I'm also quite pleased with myself for being able to switch from PrismJS to HighlightJS (so I can have Monokai!) with all the CSS styling baked in, rather than being processed client-side.

<template>
  <pre class="mb-4"><code v-html="highlightedCode" :class="'lang-' + value.language +' my-code'"></code></pre>
</template>

<script>
  import hljs from 'highlight.js'

  export default {
    name: "StreamfieldCode",
    props: {
      value: {
        type: Object,
        required: true,
      },
    },
    computed: {
      highlightedCode () {
        const code = this.value.code
        const lang = this.value.language
        return hljs.highlight(lang, code).value
      }
    }
  }
</script>

Step three – deployment

NuxtJS bundles all the code and assets to a /dist/ folder so it just needed uploading to AWS S3, setting the bucket for static site hosting. I found out with the way NuxtJS works, my error page also had to be the root index HTML file, so 404 errors displayed correctly.

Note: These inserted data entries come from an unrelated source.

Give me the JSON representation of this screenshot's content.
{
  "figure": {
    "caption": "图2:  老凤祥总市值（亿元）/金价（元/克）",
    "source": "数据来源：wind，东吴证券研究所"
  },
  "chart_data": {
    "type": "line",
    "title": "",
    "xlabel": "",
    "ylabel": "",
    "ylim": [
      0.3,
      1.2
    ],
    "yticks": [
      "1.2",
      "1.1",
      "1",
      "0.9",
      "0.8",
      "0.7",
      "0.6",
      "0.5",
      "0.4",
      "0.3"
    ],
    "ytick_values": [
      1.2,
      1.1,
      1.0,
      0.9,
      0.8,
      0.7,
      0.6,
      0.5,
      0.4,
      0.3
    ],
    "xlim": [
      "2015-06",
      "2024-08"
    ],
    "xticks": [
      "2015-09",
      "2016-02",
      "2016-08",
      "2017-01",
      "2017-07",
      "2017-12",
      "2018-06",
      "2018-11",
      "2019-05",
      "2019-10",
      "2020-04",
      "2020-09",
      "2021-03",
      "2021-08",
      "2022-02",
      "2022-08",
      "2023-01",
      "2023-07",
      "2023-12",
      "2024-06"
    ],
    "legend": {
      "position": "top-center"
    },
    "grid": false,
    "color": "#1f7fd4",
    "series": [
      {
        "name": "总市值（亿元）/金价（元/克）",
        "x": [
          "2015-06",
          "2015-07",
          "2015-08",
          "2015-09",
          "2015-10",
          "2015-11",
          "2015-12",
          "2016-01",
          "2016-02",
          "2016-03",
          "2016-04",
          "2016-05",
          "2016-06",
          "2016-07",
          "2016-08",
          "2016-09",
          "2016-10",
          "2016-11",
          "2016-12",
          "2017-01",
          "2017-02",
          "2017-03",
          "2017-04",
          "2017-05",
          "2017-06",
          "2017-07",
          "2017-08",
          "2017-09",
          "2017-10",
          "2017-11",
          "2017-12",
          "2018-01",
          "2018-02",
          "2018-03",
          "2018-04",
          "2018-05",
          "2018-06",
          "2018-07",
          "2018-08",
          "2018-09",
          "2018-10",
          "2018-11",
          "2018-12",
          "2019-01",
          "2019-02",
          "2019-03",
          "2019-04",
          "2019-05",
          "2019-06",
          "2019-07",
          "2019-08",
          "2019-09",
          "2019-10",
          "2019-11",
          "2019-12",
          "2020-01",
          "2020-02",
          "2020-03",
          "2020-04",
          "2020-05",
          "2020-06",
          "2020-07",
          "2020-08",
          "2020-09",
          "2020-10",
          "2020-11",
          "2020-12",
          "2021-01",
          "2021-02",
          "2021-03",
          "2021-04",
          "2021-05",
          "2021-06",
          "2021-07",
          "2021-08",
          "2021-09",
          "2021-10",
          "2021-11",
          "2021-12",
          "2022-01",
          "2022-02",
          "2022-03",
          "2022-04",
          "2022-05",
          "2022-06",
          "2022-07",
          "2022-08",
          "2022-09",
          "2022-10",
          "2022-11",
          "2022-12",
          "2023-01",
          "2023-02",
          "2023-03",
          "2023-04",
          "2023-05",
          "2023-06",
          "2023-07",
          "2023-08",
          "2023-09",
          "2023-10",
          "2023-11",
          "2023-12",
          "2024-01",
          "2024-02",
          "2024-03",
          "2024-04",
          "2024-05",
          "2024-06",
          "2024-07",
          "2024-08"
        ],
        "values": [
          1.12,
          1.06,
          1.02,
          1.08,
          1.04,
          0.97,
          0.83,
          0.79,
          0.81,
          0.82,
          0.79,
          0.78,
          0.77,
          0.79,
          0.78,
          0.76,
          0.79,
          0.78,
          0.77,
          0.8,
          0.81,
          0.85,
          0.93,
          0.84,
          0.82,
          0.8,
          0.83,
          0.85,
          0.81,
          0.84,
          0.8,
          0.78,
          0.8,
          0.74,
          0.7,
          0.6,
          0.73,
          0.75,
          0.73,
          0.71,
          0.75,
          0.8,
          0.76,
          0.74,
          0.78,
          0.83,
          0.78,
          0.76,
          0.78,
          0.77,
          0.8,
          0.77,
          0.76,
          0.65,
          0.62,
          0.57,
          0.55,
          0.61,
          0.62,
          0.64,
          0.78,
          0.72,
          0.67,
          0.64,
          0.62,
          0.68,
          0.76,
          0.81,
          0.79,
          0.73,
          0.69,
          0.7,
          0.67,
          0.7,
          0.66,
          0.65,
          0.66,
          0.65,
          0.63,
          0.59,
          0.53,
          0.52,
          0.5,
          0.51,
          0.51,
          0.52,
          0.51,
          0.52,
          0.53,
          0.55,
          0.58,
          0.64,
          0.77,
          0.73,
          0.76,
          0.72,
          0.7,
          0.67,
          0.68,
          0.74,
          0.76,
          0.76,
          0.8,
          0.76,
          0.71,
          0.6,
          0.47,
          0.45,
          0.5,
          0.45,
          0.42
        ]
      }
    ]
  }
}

Cloudflare handles the DNS responsibilities so once I'd added a CNAME entry for my bucket endpoint, everything was live! I have a second S3 bucket for the non-https address, which just performs a 301 redirect, all very easy to set up in the AWS console. In future I'll write a script to build the site, deploy to the S3 bucket and invalidate the Cloudflare cache, but for now it's simple enough to use web interfaces to push any site updates.

Next steps

For all the personal learning I did in separating out a backend from the client, what nurseAdvance needs now is more content. Having made the jump to a fully Vue enabled frontend, I'm massively looking forward to bringing over my clinical abbreviations app, being able to inline any Vue component (like my demonstration of relative risk versus odds ratios), or finally creating the drugs numeracy practice app I've been planning for so long.